Three years ago, this pop star, famous for her bleary 2009 smash "Tik Tok," filed a bombshell lawsuit against Dr. Luke, the producer and songwriter with whom she'd collaborated for nearly a decade. Kesha accused him of physical and emotional abuse and said he'd raped her; the producer responded with a lawsuit of his own in which he characterized Kesha's claims as an attempt to extort him during a contract renegotiation.
Since then, the legal fight has proceeded agonizingly slowly. What wasn't clear until now is that Kesha feels she made it back from hell.
The singer has been largely unheard throughout her ordeal — the result, she says, of a restrictive agreement with the producer that effectively silenced her. In 2016 she toured for the first time in years but relied on old songs and pointed covers like Lesley Gore's "You Don't Own Me."
She's finally moving again with "Rainbow," her first album since "Warrior" in 2012. It's a vivid account of a woman's unwanted confrontation with a powerful tormentor — "a bogeyman under my bed putting crazy thoughts inside my head," as she puts it in "Learn to Let Go" — as well as her determination to leave the resulting damage behind.
"I could fight forever, but life's too short," she declares to open the record in "Bastards," and what's remarkable is that she makes that conclusion sound like a victory, not a defeat.
"Rainbow" is full of motion.
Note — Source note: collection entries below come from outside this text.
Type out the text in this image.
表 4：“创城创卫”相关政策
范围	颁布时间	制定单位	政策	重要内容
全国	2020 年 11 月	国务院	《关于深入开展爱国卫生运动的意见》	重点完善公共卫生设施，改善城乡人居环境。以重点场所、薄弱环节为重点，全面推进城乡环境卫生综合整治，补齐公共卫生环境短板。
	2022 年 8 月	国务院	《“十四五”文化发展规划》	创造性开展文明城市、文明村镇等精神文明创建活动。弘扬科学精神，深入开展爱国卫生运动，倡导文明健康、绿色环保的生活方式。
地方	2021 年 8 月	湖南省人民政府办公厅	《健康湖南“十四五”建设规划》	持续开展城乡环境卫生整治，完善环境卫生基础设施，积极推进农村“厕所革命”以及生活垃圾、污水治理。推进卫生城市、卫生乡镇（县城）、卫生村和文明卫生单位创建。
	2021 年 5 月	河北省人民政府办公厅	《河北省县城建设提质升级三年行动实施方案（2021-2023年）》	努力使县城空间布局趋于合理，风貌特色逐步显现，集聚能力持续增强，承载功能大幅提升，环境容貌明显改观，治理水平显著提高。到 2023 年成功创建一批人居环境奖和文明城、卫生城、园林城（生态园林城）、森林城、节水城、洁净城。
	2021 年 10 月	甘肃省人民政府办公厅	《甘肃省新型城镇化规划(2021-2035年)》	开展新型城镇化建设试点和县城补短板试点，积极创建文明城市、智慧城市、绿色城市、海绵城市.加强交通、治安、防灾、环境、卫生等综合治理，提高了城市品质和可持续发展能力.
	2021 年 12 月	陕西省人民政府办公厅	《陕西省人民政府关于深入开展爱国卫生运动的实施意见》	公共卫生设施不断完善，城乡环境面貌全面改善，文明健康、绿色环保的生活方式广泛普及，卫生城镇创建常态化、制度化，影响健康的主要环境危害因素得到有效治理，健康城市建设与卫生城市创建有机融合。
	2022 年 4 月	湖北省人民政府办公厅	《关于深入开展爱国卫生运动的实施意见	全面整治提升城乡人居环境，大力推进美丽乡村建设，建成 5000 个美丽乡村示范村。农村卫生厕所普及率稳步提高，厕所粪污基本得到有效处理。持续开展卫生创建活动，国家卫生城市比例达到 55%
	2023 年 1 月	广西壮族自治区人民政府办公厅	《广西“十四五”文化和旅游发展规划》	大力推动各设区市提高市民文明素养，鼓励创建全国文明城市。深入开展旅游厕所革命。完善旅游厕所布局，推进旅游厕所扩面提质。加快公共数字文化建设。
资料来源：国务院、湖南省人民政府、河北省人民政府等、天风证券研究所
In song after song, Kesha is looking forward, putting more distance between her and the trauma. The album closes with "Spaceship," in which she says her people are coming to take her away: "Lord knows this planet feels like a hopeless place/Thank God I'm going back home to outer space."
This idea of outrunning her troubles may have been the only kind of triumph available to Kesha. Her various court cases are still grinding through the justice system. In fact, "Rainbow" is being released through the record label Dr. Luke founded but he's not credited as a contributor.
Yet Kesha's impressive singing persuades you she's truly found peace by moving on. Her performance in the title track — a lush, Beach Boys-inspired swirl of piano, horns and strings — is the best she's ever sounded: strong and gutsy, but with a trace of the vulnerability you can hear her figuring out how to value again after years of forced defense. A virtual library of emotions, it's not a song anyone familiar with Kesha's stupid-brilliant debut could've seen coming.
And it's not the only one like that on "Rainbow." Kesha roams much more freely here, from the scuzzy garage rock of "Let 'Em Talk" to the swinging neo-soul of "Woman" to the sleek electronic pop of "Hymn."
That sonic jumble can make "Rainbow" feel all over the place, which it is. But right now a coherent story seems less important to Kesha than one in which she has a voice — and one that simply keeps going.